Aberrant activation of TFEB is closely related to tumor oncogenesis and development [51, 85, 86]. Cells rely on effective lysosomal function, and increasing evidence indicates that cancer cells may utilize TFEB-dependent transcriptional activation of lysosomal degradation pathways to maintain survival. Overexpression of TFEB was reported to drive pancreatic ductal adenocarcinoma by inducing autophagy [48, 87]. TFEB gene silencing results in a significant decrease in the hyperproliferative phenotype and progression of pancreatic carcinoma to advanced stages [31, 54]. Here, we report that TFEB gene silencing significantly attenuated hyperproliferation induced by nonenzymatic HPA via decreased autophagy and lysosome biogenesis. Moreover, upregulation of HPA in GC is significantly linked to advanced tumor stage, while increased TFEB expression in GC tissues is correlated with poor prognosis.
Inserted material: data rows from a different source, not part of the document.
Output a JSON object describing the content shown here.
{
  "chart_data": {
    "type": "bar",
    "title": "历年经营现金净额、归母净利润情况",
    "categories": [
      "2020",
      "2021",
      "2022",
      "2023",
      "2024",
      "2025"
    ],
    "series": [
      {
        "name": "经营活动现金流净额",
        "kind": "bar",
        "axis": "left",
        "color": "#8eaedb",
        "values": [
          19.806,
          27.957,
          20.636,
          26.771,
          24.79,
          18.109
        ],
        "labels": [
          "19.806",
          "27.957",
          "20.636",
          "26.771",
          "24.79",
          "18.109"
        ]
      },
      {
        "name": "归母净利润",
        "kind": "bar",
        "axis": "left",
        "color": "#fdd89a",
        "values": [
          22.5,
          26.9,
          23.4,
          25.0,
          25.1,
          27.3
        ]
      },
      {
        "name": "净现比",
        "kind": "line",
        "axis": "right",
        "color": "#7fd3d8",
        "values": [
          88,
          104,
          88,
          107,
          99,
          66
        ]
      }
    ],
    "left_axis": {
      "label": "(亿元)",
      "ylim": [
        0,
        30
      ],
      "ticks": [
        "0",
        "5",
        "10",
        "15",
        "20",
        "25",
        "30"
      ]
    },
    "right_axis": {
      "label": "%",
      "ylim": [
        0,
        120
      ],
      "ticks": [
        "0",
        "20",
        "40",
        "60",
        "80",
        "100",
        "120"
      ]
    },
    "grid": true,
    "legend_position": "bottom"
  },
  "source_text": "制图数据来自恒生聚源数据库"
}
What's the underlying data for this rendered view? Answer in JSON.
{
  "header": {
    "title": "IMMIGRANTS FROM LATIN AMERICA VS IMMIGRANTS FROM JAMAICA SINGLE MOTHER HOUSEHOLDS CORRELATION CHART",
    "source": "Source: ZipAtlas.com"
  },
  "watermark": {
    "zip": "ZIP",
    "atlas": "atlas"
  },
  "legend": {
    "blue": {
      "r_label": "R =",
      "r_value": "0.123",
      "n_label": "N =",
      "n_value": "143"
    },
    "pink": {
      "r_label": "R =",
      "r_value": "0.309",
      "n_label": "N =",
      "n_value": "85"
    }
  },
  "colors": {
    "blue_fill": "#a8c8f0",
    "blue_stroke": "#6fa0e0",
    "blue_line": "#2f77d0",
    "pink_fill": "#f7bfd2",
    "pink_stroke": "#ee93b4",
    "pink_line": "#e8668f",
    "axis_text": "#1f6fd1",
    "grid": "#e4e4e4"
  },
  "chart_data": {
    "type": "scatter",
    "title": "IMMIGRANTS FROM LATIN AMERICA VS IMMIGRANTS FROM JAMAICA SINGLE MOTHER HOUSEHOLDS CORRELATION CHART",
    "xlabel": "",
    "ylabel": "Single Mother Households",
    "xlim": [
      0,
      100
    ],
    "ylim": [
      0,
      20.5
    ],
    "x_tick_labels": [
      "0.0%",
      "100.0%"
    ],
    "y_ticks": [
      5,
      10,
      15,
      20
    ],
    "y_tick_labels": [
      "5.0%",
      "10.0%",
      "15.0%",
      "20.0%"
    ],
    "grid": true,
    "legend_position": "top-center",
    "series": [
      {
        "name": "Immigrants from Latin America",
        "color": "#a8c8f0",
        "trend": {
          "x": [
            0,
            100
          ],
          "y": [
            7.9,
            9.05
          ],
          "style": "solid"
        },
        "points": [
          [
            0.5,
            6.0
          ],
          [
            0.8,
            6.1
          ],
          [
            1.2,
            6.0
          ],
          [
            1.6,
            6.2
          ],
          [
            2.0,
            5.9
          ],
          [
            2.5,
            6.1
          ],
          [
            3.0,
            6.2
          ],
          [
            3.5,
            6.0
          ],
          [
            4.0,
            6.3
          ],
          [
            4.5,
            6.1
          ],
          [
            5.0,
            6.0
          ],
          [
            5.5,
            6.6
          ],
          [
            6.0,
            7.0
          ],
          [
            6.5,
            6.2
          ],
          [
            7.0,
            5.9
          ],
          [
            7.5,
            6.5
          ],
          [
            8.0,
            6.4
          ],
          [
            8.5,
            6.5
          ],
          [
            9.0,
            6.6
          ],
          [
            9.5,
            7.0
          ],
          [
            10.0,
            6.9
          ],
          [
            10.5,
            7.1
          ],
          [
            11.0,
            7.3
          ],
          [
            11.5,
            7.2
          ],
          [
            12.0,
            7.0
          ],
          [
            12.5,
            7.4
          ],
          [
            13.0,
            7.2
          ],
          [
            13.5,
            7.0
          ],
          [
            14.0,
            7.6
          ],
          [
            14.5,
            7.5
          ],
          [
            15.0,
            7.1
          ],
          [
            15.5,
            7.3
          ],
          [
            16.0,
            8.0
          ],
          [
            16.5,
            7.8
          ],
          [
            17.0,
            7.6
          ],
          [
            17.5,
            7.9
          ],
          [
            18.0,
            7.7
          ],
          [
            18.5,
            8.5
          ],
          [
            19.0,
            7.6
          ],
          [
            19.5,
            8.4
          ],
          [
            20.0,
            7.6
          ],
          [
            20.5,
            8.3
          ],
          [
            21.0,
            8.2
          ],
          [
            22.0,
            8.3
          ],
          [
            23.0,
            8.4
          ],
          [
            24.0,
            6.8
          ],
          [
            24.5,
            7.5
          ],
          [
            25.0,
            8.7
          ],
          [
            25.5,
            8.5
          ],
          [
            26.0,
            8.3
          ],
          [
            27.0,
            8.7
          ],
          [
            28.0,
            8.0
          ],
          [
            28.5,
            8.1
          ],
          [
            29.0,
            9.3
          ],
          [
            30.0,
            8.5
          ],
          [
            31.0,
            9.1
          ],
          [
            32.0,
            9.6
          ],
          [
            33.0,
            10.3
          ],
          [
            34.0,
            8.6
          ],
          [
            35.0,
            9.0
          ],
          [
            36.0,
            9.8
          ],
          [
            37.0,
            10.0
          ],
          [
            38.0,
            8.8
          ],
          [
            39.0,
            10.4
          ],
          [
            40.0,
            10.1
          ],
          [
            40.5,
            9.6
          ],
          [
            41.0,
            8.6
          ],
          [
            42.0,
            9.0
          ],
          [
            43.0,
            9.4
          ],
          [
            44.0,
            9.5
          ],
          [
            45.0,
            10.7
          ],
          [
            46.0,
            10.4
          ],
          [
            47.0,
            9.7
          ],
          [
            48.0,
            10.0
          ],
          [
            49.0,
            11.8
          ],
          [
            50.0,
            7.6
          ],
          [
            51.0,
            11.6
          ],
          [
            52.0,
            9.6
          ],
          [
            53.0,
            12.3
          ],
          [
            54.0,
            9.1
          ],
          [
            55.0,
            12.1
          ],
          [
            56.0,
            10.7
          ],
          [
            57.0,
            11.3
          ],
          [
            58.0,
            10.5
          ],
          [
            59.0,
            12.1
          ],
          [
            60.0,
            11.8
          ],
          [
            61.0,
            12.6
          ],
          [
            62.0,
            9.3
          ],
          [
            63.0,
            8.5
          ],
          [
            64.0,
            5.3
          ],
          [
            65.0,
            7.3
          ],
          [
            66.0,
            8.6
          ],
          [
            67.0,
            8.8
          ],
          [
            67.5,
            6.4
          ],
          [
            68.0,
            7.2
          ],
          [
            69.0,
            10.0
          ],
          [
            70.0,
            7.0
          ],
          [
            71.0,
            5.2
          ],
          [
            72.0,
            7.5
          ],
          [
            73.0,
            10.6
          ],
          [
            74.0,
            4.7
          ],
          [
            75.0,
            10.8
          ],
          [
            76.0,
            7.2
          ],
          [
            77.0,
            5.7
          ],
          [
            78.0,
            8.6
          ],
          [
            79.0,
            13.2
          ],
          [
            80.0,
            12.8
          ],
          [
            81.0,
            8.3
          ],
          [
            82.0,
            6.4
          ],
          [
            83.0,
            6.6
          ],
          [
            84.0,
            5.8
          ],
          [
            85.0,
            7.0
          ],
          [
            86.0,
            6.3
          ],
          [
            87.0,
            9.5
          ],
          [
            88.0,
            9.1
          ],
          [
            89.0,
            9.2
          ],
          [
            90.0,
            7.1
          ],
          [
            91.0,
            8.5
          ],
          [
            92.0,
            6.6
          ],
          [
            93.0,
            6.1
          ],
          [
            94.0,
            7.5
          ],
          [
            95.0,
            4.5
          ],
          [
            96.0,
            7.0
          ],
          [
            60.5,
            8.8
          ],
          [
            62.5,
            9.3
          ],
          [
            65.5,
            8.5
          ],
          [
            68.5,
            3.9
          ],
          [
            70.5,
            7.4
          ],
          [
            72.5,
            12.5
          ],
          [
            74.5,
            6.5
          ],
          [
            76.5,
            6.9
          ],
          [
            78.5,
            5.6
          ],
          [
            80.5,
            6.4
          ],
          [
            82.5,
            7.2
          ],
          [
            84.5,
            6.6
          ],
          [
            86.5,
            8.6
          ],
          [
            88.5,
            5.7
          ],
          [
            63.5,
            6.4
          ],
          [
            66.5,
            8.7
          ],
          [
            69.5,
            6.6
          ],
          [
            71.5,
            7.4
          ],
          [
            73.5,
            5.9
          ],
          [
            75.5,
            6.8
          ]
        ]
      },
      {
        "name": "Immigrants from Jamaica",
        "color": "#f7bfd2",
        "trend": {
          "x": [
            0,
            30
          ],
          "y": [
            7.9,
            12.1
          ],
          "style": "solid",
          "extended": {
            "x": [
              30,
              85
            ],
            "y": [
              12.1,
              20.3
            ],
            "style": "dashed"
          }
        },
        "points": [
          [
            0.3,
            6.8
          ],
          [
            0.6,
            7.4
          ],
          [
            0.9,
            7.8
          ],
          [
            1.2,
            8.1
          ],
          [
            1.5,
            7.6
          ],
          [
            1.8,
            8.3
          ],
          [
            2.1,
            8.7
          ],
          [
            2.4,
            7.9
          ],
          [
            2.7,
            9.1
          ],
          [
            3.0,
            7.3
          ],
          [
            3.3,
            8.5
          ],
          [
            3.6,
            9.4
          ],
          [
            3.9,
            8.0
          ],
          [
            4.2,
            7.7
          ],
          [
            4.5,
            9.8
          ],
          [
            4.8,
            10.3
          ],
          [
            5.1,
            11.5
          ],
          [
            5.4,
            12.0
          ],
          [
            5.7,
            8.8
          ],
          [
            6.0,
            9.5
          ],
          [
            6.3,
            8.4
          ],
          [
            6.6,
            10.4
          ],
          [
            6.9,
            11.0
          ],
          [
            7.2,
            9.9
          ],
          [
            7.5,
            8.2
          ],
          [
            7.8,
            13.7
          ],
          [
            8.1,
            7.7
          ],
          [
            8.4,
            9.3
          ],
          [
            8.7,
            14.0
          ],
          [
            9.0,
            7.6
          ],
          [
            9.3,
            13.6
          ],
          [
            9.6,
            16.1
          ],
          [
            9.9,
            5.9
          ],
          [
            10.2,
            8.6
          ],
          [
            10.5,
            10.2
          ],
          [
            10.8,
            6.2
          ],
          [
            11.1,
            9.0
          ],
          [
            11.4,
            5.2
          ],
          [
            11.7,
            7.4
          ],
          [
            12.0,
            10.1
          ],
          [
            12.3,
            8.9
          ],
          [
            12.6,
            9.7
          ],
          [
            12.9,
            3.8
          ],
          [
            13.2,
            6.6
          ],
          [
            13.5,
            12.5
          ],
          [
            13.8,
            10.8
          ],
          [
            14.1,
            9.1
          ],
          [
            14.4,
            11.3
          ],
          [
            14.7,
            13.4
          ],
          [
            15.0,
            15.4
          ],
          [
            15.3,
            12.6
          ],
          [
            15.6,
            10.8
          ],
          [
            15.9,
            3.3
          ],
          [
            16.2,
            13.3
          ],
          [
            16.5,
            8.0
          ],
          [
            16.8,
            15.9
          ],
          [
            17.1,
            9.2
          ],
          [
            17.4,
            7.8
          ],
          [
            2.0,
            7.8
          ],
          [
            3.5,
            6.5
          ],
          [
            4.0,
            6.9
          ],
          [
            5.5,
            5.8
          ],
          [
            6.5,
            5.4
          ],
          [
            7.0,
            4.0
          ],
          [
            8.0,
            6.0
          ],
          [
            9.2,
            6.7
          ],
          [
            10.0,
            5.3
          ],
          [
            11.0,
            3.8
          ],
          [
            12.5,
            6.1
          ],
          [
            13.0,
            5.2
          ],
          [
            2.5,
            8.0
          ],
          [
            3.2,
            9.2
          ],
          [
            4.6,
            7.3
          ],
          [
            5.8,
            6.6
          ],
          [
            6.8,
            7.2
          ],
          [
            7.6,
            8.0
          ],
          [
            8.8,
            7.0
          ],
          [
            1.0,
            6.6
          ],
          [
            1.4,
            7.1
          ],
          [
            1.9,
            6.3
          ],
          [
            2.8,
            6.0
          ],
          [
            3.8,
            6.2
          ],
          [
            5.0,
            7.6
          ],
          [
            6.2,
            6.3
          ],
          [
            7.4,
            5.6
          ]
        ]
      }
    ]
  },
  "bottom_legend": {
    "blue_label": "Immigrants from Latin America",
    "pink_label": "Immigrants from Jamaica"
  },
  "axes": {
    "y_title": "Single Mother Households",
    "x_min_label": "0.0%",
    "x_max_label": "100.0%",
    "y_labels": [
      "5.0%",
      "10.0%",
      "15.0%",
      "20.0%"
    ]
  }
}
These results further indicate that HPA induces GC progression through TFEB-mediated autophagy, independent of HPA enzymatic activity (Graphical abstract), offering a new strategy for the design of nonenzymatic HPA targeting drugs.

However, our results are mainly derived from gastric cancer cell lines, and it is necessary to repeatedly verify the regulatory relationship between HPA and TFEB in animal in vivo experiments. We will make further improvements in follow-up research.